The Story
Why it exists.
The beginning
Elixir de Rose was conceived as a study in what rose can be when given full rein. ID Parfums turned inward here, not to a place, but to the flower itself. The name says everything: an elixir implies concentration, distillation, the essence pulled out and held up to the light. Moroccan rose absolute and Turkish rose were chosen for their complementary qualities, each bringing a distinct expression of the same flower. Together, they create something neither could achieve alone. The result is a rose that feels complete and layered, the warmth of one variety balanced by the freshness of another, as if the flower is being experienced from multiple angles at once.

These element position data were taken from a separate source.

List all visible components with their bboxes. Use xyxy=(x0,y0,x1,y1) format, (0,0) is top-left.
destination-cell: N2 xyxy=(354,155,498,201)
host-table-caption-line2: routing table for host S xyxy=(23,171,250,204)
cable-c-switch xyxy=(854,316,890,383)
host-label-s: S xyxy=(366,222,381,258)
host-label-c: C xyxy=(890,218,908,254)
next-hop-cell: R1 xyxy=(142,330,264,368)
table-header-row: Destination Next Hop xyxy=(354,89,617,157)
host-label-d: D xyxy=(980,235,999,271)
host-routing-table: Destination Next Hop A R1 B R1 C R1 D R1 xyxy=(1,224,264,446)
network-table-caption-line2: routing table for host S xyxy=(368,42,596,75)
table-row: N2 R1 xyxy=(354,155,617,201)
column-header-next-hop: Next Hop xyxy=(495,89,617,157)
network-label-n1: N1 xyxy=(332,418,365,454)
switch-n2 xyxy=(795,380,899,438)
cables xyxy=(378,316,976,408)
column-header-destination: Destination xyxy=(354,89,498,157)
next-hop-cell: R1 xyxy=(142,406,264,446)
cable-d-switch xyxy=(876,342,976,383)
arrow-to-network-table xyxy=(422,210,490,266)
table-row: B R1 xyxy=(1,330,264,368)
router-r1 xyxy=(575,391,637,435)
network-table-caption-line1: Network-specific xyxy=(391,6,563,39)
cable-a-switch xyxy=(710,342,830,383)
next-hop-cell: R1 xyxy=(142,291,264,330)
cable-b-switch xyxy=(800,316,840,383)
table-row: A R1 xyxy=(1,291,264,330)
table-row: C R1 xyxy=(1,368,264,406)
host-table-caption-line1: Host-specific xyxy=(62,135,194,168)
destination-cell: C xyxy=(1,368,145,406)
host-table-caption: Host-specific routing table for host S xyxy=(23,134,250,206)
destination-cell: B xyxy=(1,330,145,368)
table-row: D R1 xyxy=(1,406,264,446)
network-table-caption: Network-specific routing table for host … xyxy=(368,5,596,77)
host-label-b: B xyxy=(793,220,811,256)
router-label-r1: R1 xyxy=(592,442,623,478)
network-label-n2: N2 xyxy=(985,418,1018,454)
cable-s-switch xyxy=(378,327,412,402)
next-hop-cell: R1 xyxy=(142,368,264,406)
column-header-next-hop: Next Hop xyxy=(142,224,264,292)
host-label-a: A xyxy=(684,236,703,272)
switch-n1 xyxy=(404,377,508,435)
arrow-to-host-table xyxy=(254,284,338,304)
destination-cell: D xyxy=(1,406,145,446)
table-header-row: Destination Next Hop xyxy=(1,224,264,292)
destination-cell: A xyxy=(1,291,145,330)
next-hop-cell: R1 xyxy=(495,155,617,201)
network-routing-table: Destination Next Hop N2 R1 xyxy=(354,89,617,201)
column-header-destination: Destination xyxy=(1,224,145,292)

The genius is in the pairing. Moroccan rose absolute brings body and warmth, the petals at midday, heavy with fragrance. Turkish rose brings sharpness, a green stem-like quality that keeps the sweetness from overwhelming. On their own, both are beautiful. Together, they create a rose that breathes: soft, then crisp, then soft again. The blonde woods base doesn't compete with the roses, instead it provides a gentle foundation that holds everything in place. The scent stays close to the skin, intimate rather than announced, as if the fragrance has found its natural resting place.
The evolution
The bergamot opens bright and brief, a citrus flash that disappears before you've fully registered it. Then the roses arrive. For the first hour, Moroccan rose dominates, warm, full, the scent of petals and heat. As time passes, Turkish rose emerges, adding a cooler edge that shifts the character without changing the overall feel. The two roses layer and overlap, trading dominance in a conversation only your skin can hear. The drydown reveals blonde woods, soft, clean, barely there. The fragrance settles into a quiet whisper that lingers gently on the skin, subtle and refined, the kind of scent that rewards closeness.
Cultural impact
Elixir de Rose occupies a quieter corner of the rose fragrance landscape. It appeals to someone who knows what they want from a rose and wants it done with care. The dual-rose construction, Moroccan and Turkish, creates a more complex character than single-variety rose fragrances. The combination offers both depth and brightness, warmth and freshness, making the scent feel neither one thing nor the other, but something richer than either could be alone.